Henry VI. does not appear to have cared for books, and it is not surprising, what with wars abroad and excessive taxation, plague and famine at home, that literary tastes received a severe check. We get several glimpses of the dearth of books. In the MS. history of Eton College, in the British Museum, the Provost and Fellows of Eton and Cambridge are stated, 25 Henry VI., to have petitioned the King that he would be pleased to order one of his chaplains, Richard Chestre, 'to take to him such men as shall be seen to him expedient in order to get knowledge where such bookes [for Divine service] may be found, paying a reasonable price for the same, and that the sayd men might have the choice of such bookes, ornaments, and other necessaries as now late were perteynyng to the Duke of Gloucester, and that the king would particular[ly] cause to be employed herein John Pye—his stacioner of London.'
Book-importation by the galleys that brought the produce of the East to London and Southampton had assumed very considerable proportions during the fifteenth century; but the uncertainties which attended it were not at all favourable to its full development.
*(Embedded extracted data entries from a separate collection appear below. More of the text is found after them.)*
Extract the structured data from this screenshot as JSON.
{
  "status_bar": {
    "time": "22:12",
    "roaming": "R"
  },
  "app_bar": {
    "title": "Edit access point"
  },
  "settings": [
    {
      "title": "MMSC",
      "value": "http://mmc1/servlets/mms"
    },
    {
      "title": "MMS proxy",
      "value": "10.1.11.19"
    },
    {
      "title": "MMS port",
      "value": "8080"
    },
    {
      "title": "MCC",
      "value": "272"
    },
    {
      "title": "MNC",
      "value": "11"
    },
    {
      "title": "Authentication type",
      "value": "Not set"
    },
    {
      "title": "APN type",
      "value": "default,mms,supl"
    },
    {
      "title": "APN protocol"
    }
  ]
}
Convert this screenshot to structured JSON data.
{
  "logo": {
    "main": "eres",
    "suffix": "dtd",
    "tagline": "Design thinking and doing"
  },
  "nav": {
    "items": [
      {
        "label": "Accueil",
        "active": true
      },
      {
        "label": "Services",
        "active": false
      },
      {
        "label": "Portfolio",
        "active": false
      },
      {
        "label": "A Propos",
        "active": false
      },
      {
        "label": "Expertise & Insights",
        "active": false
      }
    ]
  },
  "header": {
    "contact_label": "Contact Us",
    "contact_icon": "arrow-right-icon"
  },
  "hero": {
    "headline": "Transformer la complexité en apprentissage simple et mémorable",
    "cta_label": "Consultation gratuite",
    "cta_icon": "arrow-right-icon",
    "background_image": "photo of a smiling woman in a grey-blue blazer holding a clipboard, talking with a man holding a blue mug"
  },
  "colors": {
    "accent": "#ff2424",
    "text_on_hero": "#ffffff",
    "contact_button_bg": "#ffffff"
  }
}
Book-production was still progressing in the immediate neighbourhood of London. At St. Albans, for example, over eighty were transcribed under Whethamstede during this reign, a number which is peculiarly interesting when the degeneracy of the monasteries is remembered. Neither Edward IV. nor Richard III. seems to have availed himself of the increasing plenty of books. The library of the former was a very unimportant affair. From the Wardrobe Account of this King (1480) we get a few highly interesting facts concerning book-binding, gildings, and garnishing: 'For vj unces and iij quarters of silk to the laces and tassels for garnysshing of diverse Bookes, price the unce xiiijd.—vijs. xd. ob.; for the making of xvj laces and xvj tassels made of the said vj unces and iij of silke, price in grete ijs. viid.' These moneys were paid to Alice Claver, a 'sylk-woman.' And again 'to Piers Bauduyn, stacioner, for bynding, gilding and dressing of a booke called "Titus Livius," xxs.; for bynding, gilding and dressing of a booke of the Holy Trinitie, xvjs.; for bynding, gilding and dressing of a booke called "Frossard," xvjs.; for bynding, gilding and dressing of a booke called the Bible, xvjs.; for bynding, gilding and dressing of a booke called "Le Gouvernement of Kinges and Princes," xvjs.; for bynding and dressing of the three smalle bookes of Franche, price in grete vjs. viiijd.; for the dressing of ij bookes whereof oon is called "La Forteresse de Foy" and the other called the "Book of Josephus," iijs. iiijd.; and for bynding, gilding and dressing a booke called the "Bible Historial," xxs.'
The only incident which calls for special mention in the two next short reigns is a law, 1 Richard III., 1483, by which it was enacted that if any of the printers or sellers of printed books—the 'great plenty' of which came from 'beyond the sea'—'vend them at too high and unreasonable prices,' then the Lord Chancellor, Lord Treasurer, or any of the chief justices of the one bench or the other, were to regulate the prices.